Una mostra a Capodimonte rende omaggio a Carlo Maria Mariani con "I Segni dei Tempi", opera donata dalla Fondazione Mariani di New York. L'esposizione, curata da Martino e Viliani, include altre opere dell'artista e reperti del museo. Una seconda mostra è prevista a Milano in autunno.
Nuova esposizione a Capodimonte
Il Museo e Real Bosco di Capodimonte ospita una mostra dedicata a Carlo Maria Mariani. L'evento celebra la generosa donazione del dipinto "I Segni dei Tempi". L'opera, realizzata nel 2019 con tecnica ad olio su tela, misura 91,5x91,5 cm. La donazione proviene dalla Fondazione Carlo Maria Mariani con sede a New York.
L'esposizione, intitolata "I Segni dei Tempi", si terrà dal 16 aprile al 14 luglio. L'artista è descritto come "l'ultimo degli antichi e il primo dei contemporanei". La curatela è affidata ad Antonio Martino e Andrea Viliani. La mostra si svolgerà nella sala 6, al primo piano del museo.
Il direttore del museo, Eike Schmidt, ha definito la mostra "densa di significato". Essa celebra la donazione della tela alla sede napoletana. La Carlo Maria Mariani and Carol Lane Mariani Foundation di New York ha reso possibile questo gesto. L'esposizione amplia la comprensione dell'artista. Sono presenti altre sette opere di Mariani. Queste sono affiancate da una selezione di oggetti dalle collezioni del museo.
Omaggio a Mariani anche a Milano
In concomitanza con l'evento napoletano, il direttore della Pinacoteca di Brera, Angelo Crespi, ha annunciato un'altra mostra. Questa sarà dedicata a Mariani e si terrà a Milano in autunno. La rassegna si svolgerà a Palazzo Citterio. Le date previste sono dall'8 ottobre 2026 al 10 gennaio 2027.
La ricerca figurativa di Mariani (nato a Roma nel 1931 e scomparso a New York nel 2021) è complessa e stratificata. La sua opera occupa una posizione autonoma nell'arte recente. Essa unisce l'eredità classica al pensiero contemporaneo. "I Segni dei Tempi" è considerata l'opera fondamentale del maestro. Il percorso espositivo mira a creare un dialogo armonico. Questo confronto avviene tra storia e attualità. Si attraversano periodi come la Magna Grecia, il Rinascimento e il Grand Tour.
Sono state selezionate otto opere. Tutte provengono da collezioni private. Tra queste, "Iper/ri/cognizione 2" (1974), "Orfeo" (1979) ed "Ercole che riposa" (1976). Queste opere richiamano la statuaria classica e le sue reinterpretazioni. Si collegano anche alla pittura rinascimentale e alle sue evoluzioni neoclassiche.
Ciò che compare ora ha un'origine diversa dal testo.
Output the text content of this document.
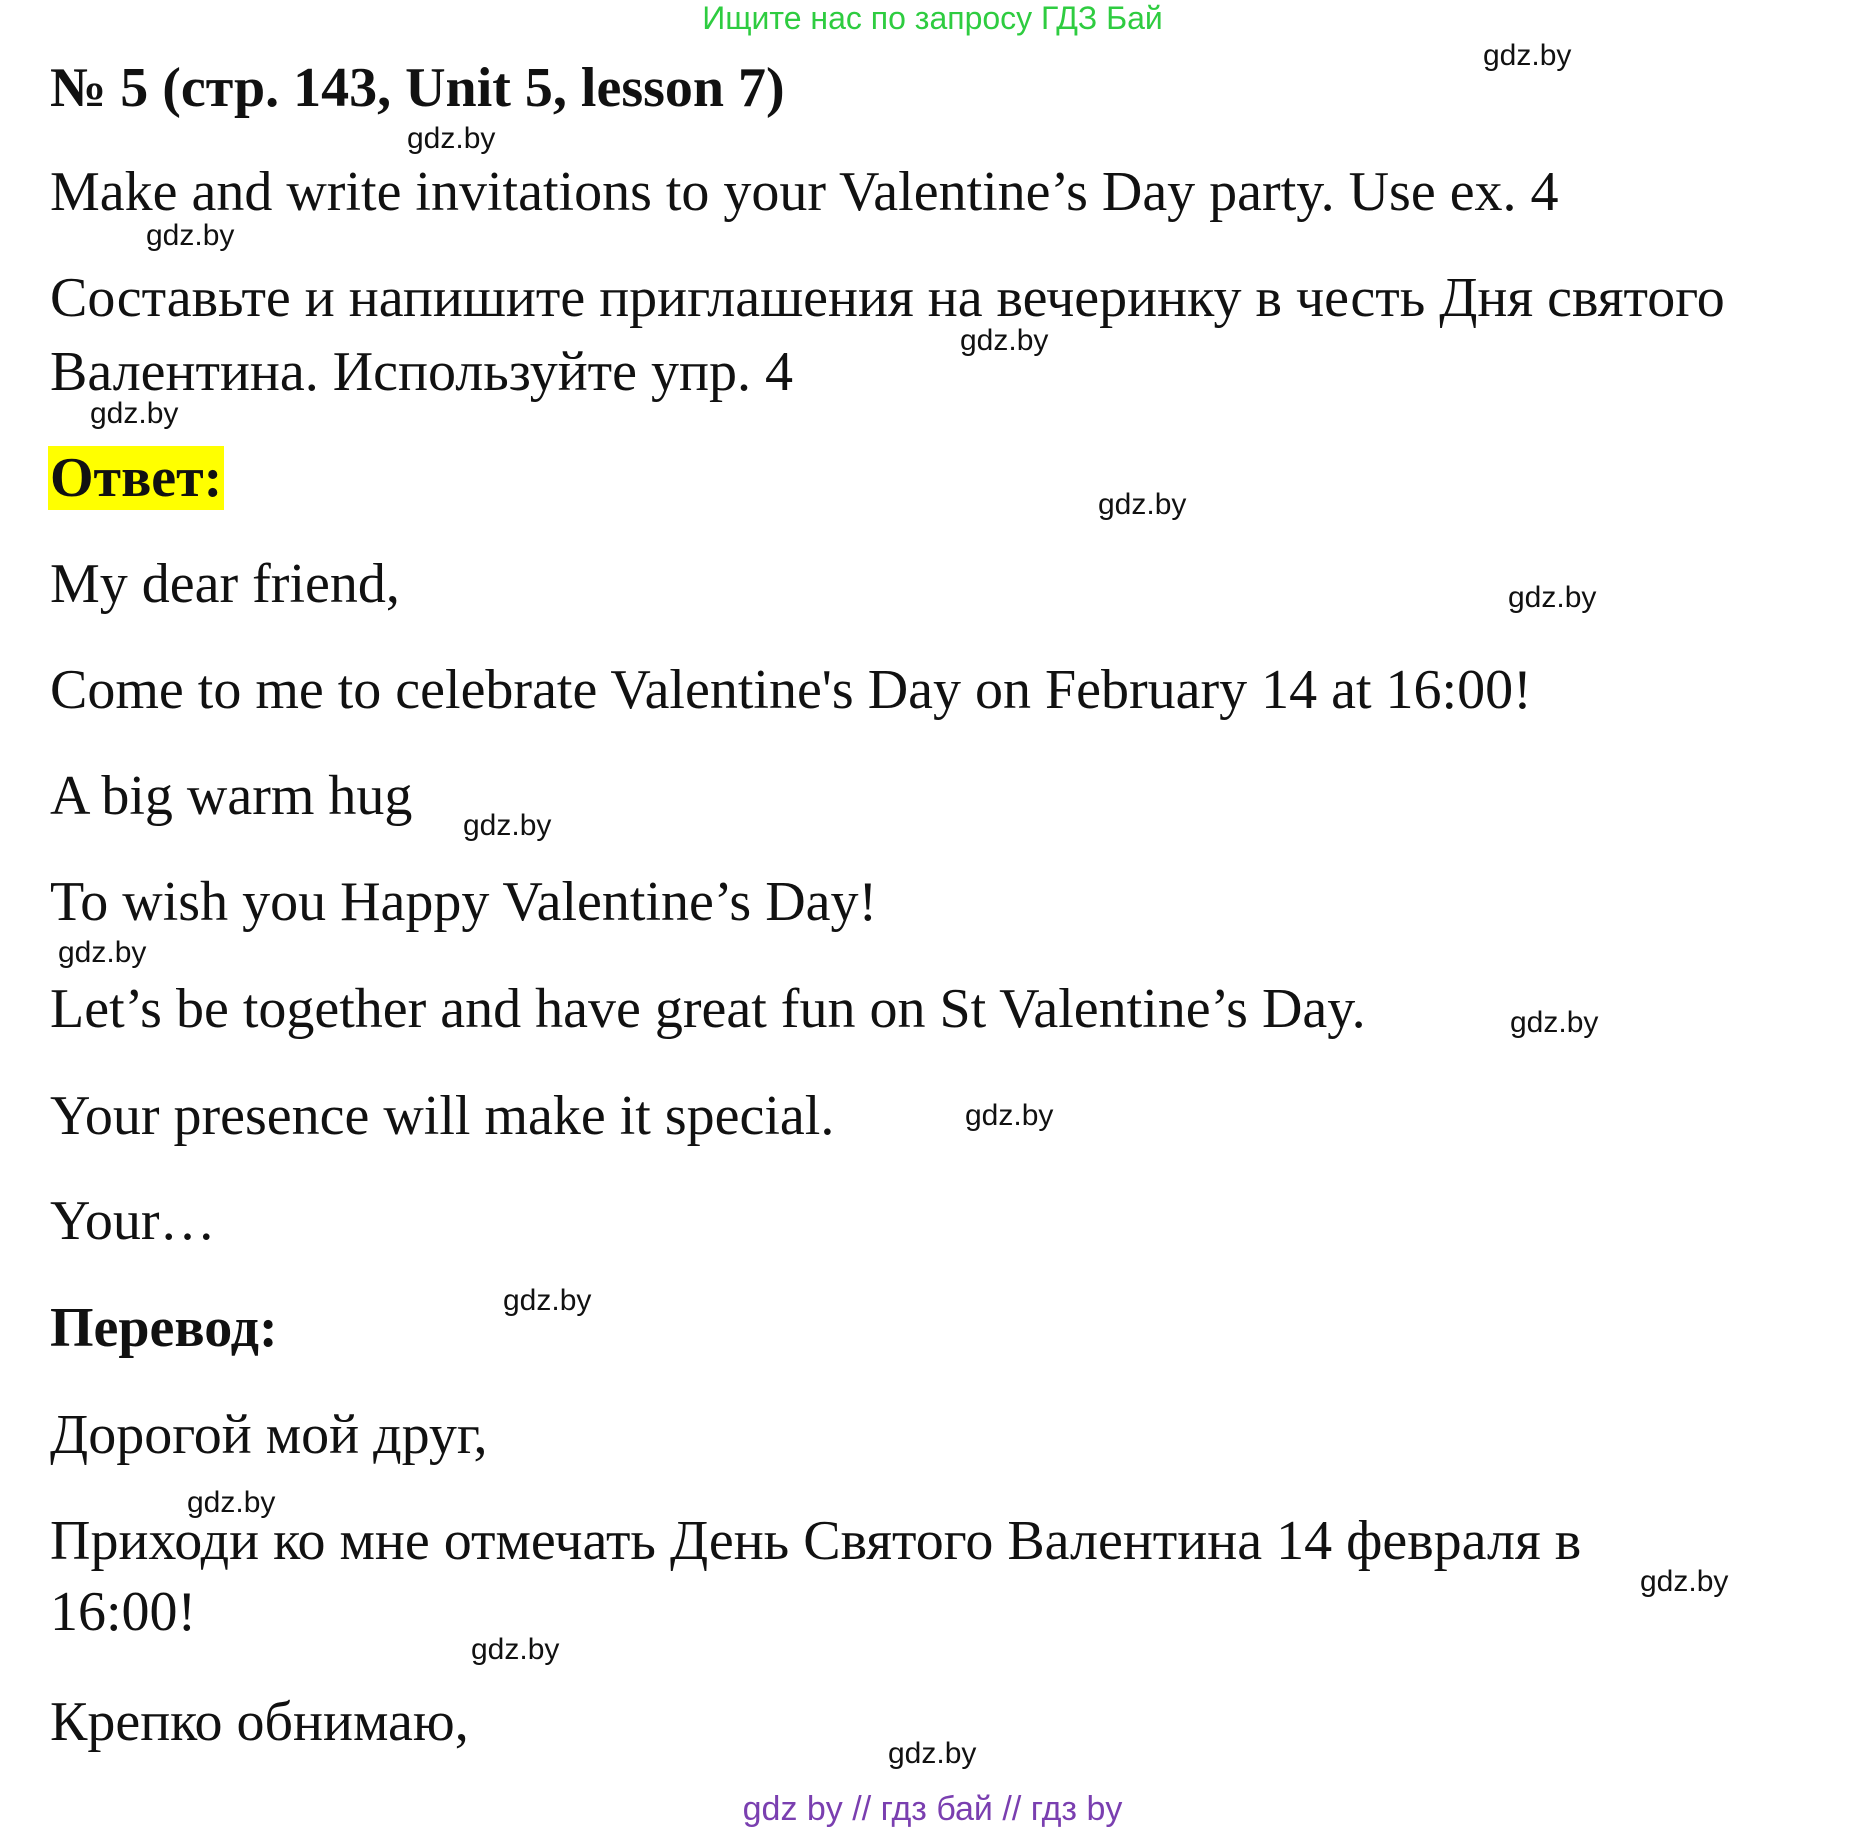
Ищите нас по запросу ГДЗ Бай
№ 5 (стр. 143, Unit 5, lesson 7)
gdz.by
gdz.by
Make and write invitations to your Valentine’s Day party. Use ex. 4
gdz.by
Составьте и напишите приглашения на вечеринку в честь Дня святого
gdz.by
Валентина. Используйте упр. 4
gdz.by
Ответ:	gdz.by
My dear friend,	gdz.by
Come to me to celebrate Valentine's Day on February 14 at 16:00!
A big warm hug gdz.by
To wish you Happy Valentine’s Day!
gdz.by
Let’s be together and have great fun on St Valentine’s Day.	gdz.by
Your presence will make it special.	gdz.by
Your…
gdz.by
Перевод:
Дорогой мой друг,
gdz.by
Приходи ко мне отмечать День Святого Валентина 14 февраля в
gdz.by
16:00!
gdz.by
Крепко обнимаю,
gdz.by
gdz by // гдз бай // гдз by
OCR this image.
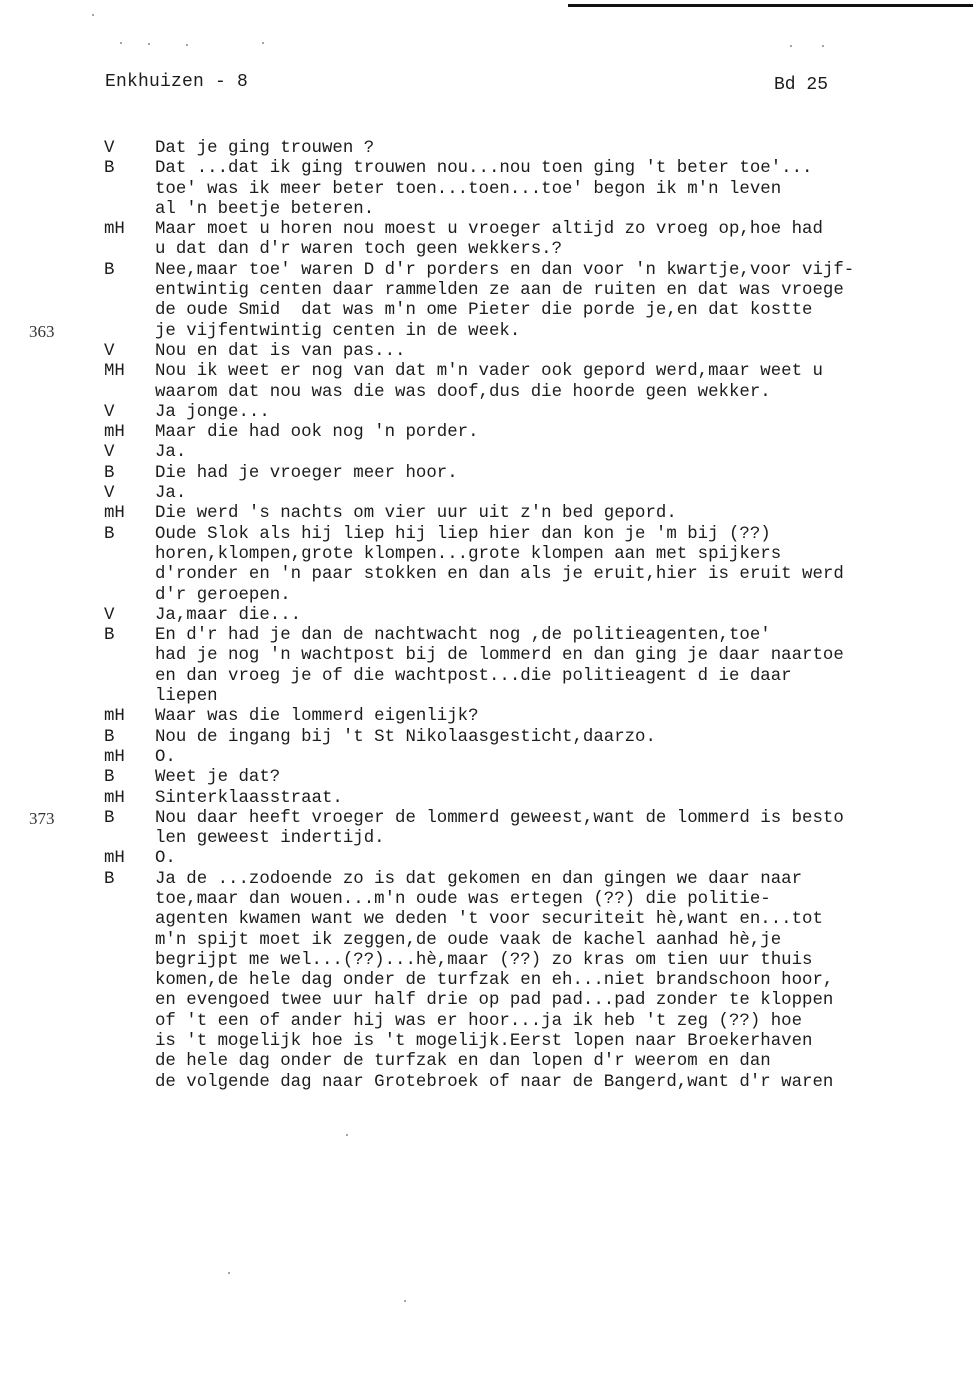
Enkhuizen - 8	Bd 25
V Dat je ging trouwen ?
B Dat ...dat ik ging trouwen nou...nou toen ging 't beter toe'...
toe' was ik meer beter toen...toen...toe' begon ik m'n leven
al 'n beetje beteren.
mH Maar moet u horen nou moest u vroeger altijd zo vroeg op,hoe had
u dat dan d'r waren toch geen wekkers.?
B Nee,maar toe' waren D d'r porders en dan voor 'n kwartje,voor vijf-
entwintig centen daar rammelden ze aan de ruiten en dat was vroege
de oude Smid  dat was m'n ome Pieter die porde je,en dat kostte
je vijfentwintig centen in de week.
363
V Nou en dat is van pas...
MH Nou ik weet er nog van dat m'n vader ook gepord werd,maar weet u
waarom dat nou was die was doof,dus die hoorde geen wekker.
V Ja jonge...
mH Maar die had ook nog 'n porder.
V Ja.
B Die had je vroeger meer hoor.
V Ja.
mH Die werd 's nachts om vier uur uit z'n bed gepord.
B Oude Slok als hij liep hij liep hier dan kon je 'm bij (??)
horen,klompen,grote klompen...grote klompen aan met spijkers
d'ronder en 'n paar stokken en dan als je eruit,hier is eruit werd
d'r geroepen.
V Ja,maar die...
B En d'r had je dan de nachtwacht nog ,de politieagenten,toe'
had je nog 'n wachtpost bij de lommerd en dan ging je daar naartoe
en dan vroeg je of die wachtpost...die politieagent d ie daar
liepen
mH Waar was die lommerd eigenlijk?
B Nou de ingang bij 't St Nikolaasgesticht,daarzo.
mH O.
B Weet je dat?
mH Sinterklaasstraat.
B Nou daar heeft vroeger de lommerd geweest,want de lommerd is besto
373
len geweest indertijd.
mH O.
B Ja de ...zodoende zo is dat gekomen en dan gingen we daar naar
toe,maar dan wouen...m'n oude was ertegen (??) die politie-
agenten kwamen want we deden 't voor securiteit hè,want en...tot
m'n spijt moet ik zeggen,de oude vaak de kachel aanhad hè,je
begrijpt me wel...(??)...hè,maar (??) zo kras om tien uur thuis
komen,de hele dag onder de turfzak en eh...niet brandschoon hoor,
en evengoed twee uur half drie op pad pad...pad zonder te kloppen
of 't een of ander hij was er hoor...ja ik heb 't zeg (??) hoe
is 't mogelijk hoe is 't mogelijk.Eerst lopen naar Broekerhaven
de hele dag onder de turfzak en dan lopen d'r weerom en dan
de volgende dag naar Grotebroek of naar de Bangerd,want d'r waren
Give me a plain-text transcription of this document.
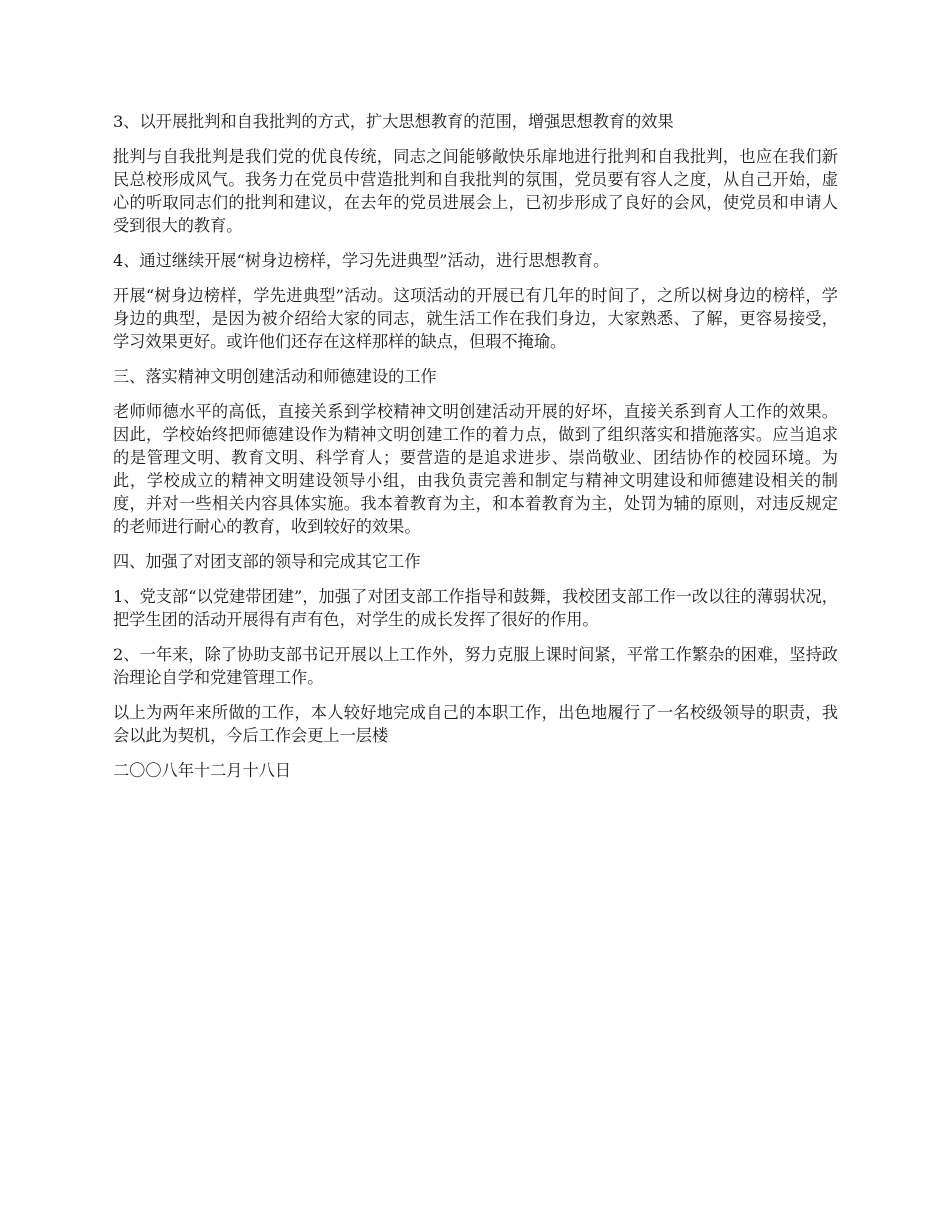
3、以开展批判和自我批判的方式，扩大思想教育的范围，增强思想教育的效果

批判与自我批判是我们党的优良传统，同志之间能够敞快乐扉地进行批判和自我批判，也应在我们新民总校形成风气。我务力在党员中营造批判和自我批判的氛围，党员要有容人之度，从自己开始，虚心的听取同志们的批判和建议，在去年的党员进展会上，已初步形成了良好的会风，使党员和申请人受到很大的教育。

4、通过继续开展“树身边榜样，学习先进典型”活动，进行思想教育。

开展“树身边榜样，学先进典型”活动。这项活动的开展已有几年的时间了，之所以树身边的榜样，学身边的典型，是因为被介绍给大家的同志，就生活工作在我们身边，大家熟悉、了解，更容易接受，学习效果更好。或许他们还存在这样那样的缺点，但瑕不掩瑜。

三、落实精神文明创建活动和师德建设的工作

老师师德水平的高低，直接关系到学校精神文明创建活动开展的好坏，直接关系到育人工作的效果。因此，学校始终把师德建设作为精神文明创建工作的着力点，做到了组织落实和措施落实。应当追求的是管理文明、教育文明、科学育人；要营造的是追求进步、崇尚敬业、团结协作的校园环境。为此，学校成立的精神文明建设领导小组，由我负责完善和制定与精神文明建设和师德建设相关的制度，并对一些相关内容具体实施。我本着教育为主，和本着教育为主，处罚为辅的原则，对违反规定的老师进行耐心的教育，收到较好的效果。

四、加强了对团支部的领导和完成其它工作

1、党支部“以党建带团建”，加强了对团支部工作指导和鼓舞，我校团支部工作一改以往的薄弱状况，把学生团的活动开展得有声有色，对学生的成长发挥了很好的作用。

2、一年来，除了协助支部书记开展以上工作外，努力克服上课时间紧，平常工作繁杂的困难，坚持政治理论自学和党建管理工作。

以上为两年来所做的工作，本人较好地完成自己的本职工作，出色地履行了一名校级领导的职责，我会以此为契机，今后工作会更上一层楼

二〇〇八年十二月十八日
Le opere "Composizione 5" e "Dopo il bagno" (1989) esplorano la genealogia dell'arte moderna. Esse dialogano con artisti come Joseph Beuys e Marcel Duchamp. Un riferimento esplicito si trova nell'opera che dà il titolo alla mostra. Qui è presente il "Porte-bouteilles" (1914) di Duchamp. "Gentil e Gaia" (1974) documenta una performance presso le Logge di Raffaello.
Opere dal museo e documenti
Dalla collezione del museo di Capodimonte sono esposti tre piatti della manifattura Giovine. Questi presentano fiori e frutti e risalgono al periodo 1818-19. È presente anche un bronzetto dell'Ercole Farnese. Nell'allestimento sono incluse due rare edizioni di volumi importanti. Si tratta di "Marcel Duchamp, Le marchand du sel" (Rumma Editore, 1969) dall'Archivio Marcello e Lia Rumma. E di "Joseph Beuys, Tracce in Italia" (Amelio Editore, 1978) dall'Archivio Amelio Santamaria.
A cinque anni dalla scomparsa del pittore, questa mostra segna un ritorno simbolico per l'artista a Napoli. Mariani aveva esposto in città nel 1978 presso lo Studio Trisorio. L'evento sottolinea l'importanza della sua eredità artistica.